A Comissão de Constituição, Justiça e Redação (CCJR) da Assembleia Legislativa deu parecer favorável, nesta semana, ao Projeto de Lei nº 232/2019, do deputado Max Russi (PSB), que visa à proibição da criação ou guarda de animais para extração de peles em Mato Grosso. O PL, em breve, deve ser pautado para a segunda votação.

Conforme o parlamentar, muitos não têm conhecimento da existência de tratamentos cruéis em nosso estado, vividos por esses animais, para se tornarem um casaco ou souvenir de pele.

“A indústria de peles de animais é violenta, isto porque muitos animais, que são reduzidos a artigos de vestuário, levam uma vida de privação, sofrimento e morte. É necessário que seja delimitado um novo marco em Mato Grosso, pois não poderemos aceitar mais estes atos de selvageria contra os animais”, argumentou.

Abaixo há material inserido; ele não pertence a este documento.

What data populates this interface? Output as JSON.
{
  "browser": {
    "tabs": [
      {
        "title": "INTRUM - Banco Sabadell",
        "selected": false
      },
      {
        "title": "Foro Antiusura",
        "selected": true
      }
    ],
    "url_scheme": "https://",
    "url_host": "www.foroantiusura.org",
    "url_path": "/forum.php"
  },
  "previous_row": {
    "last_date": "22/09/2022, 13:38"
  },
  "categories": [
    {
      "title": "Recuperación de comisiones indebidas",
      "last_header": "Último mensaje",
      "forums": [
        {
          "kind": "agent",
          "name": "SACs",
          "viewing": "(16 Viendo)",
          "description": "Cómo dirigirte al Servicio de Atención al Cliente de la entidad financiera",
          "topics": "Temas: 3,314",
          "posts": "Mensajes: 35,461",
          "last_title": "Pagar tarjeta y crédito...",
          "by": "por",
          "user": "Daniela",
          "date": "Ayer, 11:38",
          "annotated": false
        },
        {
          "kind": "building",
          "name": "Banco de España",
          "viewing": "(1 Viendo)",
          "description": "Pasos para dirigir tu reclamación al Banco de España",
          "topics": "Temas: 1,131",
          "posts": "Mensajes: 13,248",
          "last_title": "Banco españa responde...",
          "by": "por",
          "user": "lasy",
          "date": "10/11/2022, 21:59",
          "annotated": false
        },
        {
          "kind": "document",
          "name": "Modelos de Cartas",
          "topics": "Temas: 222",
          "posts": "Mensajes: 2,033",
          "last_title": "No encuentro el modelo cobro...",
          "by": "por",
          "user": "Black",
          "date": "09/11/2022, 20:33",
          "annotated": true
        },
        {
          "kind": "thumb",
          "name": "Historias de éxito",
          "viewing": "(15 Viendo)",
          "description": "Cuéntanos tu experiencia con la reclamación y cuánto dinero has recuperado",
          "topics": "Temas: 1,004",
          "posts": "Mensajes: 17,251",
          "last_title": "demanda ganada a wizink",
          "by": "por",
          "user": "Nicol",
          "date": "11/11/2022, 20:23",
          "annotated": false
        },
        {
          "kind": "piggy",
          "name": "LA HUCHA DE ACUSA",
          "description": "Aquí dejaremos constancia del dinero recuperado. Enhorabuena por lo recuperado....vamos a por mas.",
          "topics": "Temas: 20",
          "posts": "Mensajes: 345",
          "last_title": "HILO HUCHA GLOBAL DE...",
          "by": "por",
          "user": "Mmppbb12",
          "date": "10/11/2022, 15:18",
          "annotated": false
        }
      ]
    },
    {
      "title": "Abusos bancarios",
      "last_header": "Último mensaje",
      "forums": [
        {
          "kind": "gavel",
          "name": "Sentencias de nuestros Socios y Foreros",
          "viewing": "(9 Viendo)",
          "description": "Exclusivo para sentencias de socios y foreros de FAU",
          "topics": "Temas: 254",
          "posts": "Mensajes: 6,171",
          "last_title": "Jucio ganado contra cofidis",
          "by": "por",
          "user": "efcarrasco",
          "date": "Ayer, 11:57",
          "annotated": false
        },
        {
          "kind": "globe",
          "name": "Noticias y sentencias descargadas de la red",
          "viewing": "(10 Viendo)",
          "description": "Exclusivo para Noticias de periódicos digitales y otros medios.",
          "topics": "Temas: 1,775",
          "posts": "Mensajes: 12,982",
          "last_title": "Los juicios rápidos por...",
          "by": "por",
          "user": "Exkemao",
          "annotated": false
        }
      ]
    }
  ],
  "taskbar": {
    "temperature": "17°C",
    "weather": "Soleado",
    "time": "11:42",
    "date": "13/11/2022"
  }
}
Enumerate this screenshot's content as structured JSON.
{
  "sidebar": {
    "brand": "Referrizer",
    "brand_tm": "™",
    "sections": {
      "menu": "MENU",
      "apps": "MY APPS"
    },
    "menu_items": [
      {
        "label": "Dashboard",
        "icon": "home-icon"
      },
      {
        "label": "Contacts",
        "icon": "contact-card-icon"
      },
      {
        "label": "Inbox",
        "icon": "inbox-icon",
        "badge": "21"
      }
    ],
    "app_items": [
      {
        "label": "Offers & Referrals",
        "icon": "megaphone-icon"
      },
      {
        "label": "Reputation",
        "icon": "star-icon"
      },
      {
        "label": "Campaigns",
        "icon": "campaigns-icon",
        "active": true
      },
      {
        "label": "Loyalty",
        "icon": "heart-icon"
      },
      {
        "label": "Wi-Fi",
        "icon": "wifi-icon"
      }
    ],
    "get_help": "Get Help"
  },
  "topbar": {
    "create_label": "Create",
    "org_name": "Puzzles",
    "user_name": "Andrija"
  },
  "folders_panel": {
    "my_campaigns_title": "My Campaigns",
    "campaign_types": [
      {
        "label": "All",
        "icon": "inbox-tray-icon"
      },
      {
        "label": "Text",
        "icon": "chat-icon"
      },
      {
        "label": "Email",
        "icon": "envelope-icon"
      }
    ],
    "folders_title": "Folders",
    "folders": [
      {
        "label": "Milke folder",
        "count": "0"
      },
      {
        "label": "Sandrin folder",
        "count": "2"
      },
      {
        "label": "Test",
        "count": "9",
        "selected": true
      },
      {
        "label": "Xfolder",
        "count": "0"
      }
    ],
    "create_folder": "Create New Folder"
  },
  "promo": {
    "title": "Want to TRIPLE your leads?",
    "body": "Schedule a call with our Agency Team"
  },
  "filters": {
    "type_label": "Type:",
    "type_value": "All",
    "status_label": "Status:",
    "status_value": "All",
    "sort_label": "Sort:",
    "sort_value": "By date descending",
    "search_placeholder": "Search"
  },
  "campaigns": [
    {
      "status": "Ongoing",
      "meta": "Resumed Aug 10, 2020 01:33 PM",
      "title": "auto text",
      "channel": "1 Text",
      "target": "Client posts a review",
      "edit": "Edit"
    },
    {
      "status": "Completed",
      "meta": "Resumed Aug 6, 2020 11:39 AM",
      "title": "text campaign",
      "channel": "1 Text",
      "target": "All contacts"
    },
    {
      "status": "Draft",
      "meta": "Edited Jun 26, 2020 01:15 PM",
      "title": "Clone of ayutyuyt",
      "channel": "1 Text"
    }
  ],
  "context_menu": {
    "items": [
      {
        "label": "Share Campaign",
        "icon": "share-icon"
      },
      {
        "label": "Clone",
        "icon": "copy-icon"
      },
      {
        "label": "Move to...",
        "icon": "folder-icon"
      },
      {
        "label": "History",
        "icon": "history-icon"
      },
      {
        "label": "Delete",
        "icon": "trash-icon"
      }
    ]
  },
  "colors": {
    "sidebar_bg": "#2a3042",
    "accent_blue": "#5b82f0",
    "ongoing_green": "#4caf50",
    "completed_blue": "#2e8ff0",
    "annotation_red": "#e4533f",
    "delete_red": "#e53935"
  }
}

Para Max, é perturbante a maneira como é feita a retirada da pele de animais, embora alguns criadores os submetam a anestésicos. “Diferente da lã, que é retirada sem agressão, vemos em grande parte o uso de métodos cruéis, em atos imorais e injustificáveis, contra esses seres que não têm defesa alguma”, reforçou.

Todos os anos, a indústria de peles sacrifica milhões de animais, sendo que a extração de peles é uma das práticas mais desumanas realizadas atualmente. Nem mesmo espécies protegidas ou domésticas estão livres de tal crueldade.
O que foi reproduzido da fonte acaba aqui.